Boosting a post can be a great way to get more eyes on your business, and in a way which feels natural and less like a promotion or advertisement. You need to be judicious about what you boost, and approach it strategically as you would any investment in marketing. Some handy tips in what to boost include only promoting your own content. Even if you’re sharing a good tip from another website, don’t boost it if it links to someone else. Why pay to send traffic to someone else’s site? While you should definitely share info and posts from other businesses – especially ones that are going to be similarly helping yours out, use the boost for standout content you want to direct to a select demographic.

Make sure there is purpose behind your boost. What are you trying to do and is there a clear call to action in the post and a link to somewhere that action can be taken. Consider using boosted posts to promote content that gets your fans on your email list. If you’re offering something for free with an opt-in, definitely promote that content so you can transfer as many fans to your email list as possible. This includes giveaways, free webinars, free ebooks and any other type of freebie.
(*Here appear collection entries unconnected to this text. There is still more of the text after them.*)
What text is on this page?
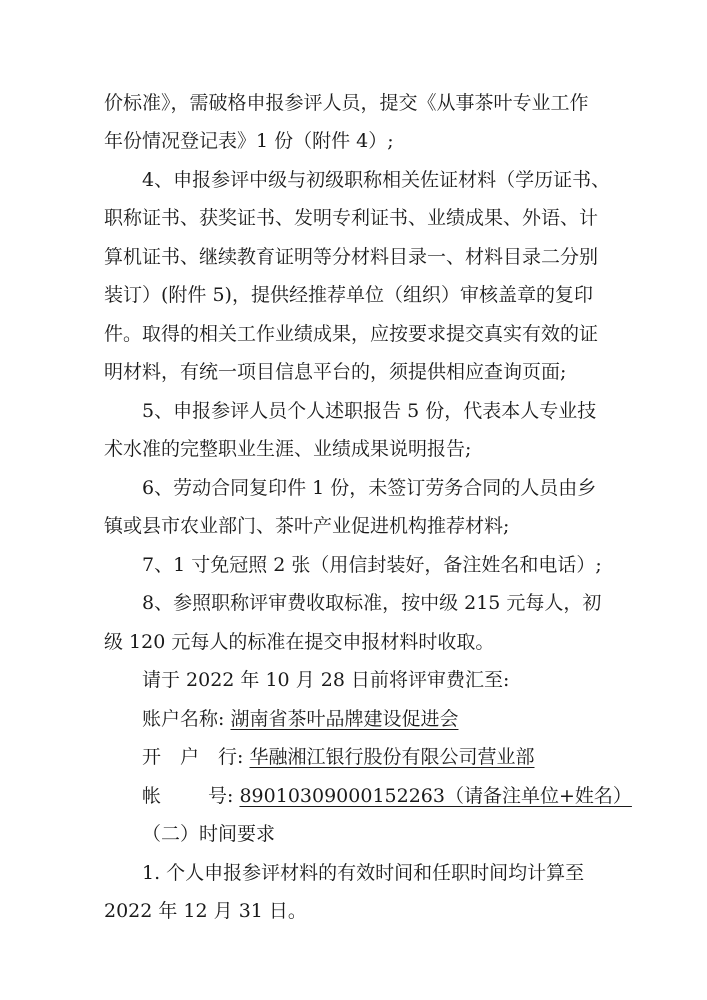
价标准》，需破格申报参评人员，提交《从事茶叶专业工作
年份情况登记表》1 份（附件 4）;
4、申报参评中级与初级职称相关佐证材料（学历证书、
职称证书、获奖证书、发明专利证书、业绩成果、外语、计
算机证书、继续教育证明等分材料目录一、材料目录二分别
装订）(附件 5)，提供经推荐单位（组织）审核盖章的复印
件。取得的相关工作业绩成果，应按要求提交真实有效的证
明材料，有统一项目信息平台的，须提供相应查询页面;
5、申报参评人员个人述职报告 5 份，代表本人专业技
术水准的完整职业生涯、业绩成果说明报告;
6、劳动合同复印件 1 份，未签订劳务合同的人员由乡
镇或县市农业部门、茶叶产业促进机构推荐材料;
7、1 寸免冠照 2 张（用信封装好，备注姓名和电话）;
8、参照职称评审费收取标准，按中级 215 元每人，初
级 120 元每人的标准在提交申报材料时收取。
请于 2022 年 10 月 28 日前将评审费汇至:
账户名称: 湖南省茶叶品牌建设促进会
开 户 行: 华融湘江银行股份有限公司营业部
帐 号: 89010309000152263（请备注单位+姓名）
（二）时间要求
1. 个人申报参评材料的有效时间和任职时间均计算至
2022 年 12 月 31 日。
However - remember the 20% text rule on photos. If your post has a link in it and the link pulls in a photo that has too much text, you won’t be able to boost or promote it. Use Facebook’s Grid Tool to determine if the image has too much text.  

Boosting a post is super simple. In the corner of your post, there is a little button called ‘Boost Post.’ When you click Boost Post, you have the option to choose either pushing the post to “People who like your page and their friends” or “People you choose through targeting.” This basically means you can boost through your existing fan base, or you can choose a wider demographic. When you choose a targeted boosted post, it’s typically to drive traffic to your website (where you have a strong call to action or purpose). Even though you’re sending people away from Facebook, you’ll still pay for the engagement on the post (likes, comments, etc).

The demographic choices are the same as you would use with Facebook advertising, and here is where you will also be able to set your budget. You can choose to boost for a day, or however long your post is relevant. Boosted posts probably work best over a short period of time, in the same way the original post would have had currency. This is where a promoted or paid advertisement is better over a longer period, and the boost used for a short and sharp er boost. The boosted post appears in your Facebook Ad Manager area along with your other paid ads and you can map the demographics and tweak accordingly. The main decision to make over whether you boost or promote is what are you trying to achieve – tailor the marketing to fit the purpose which in general terms should weight more heavily toward paid advertising, with the boost as a supplement.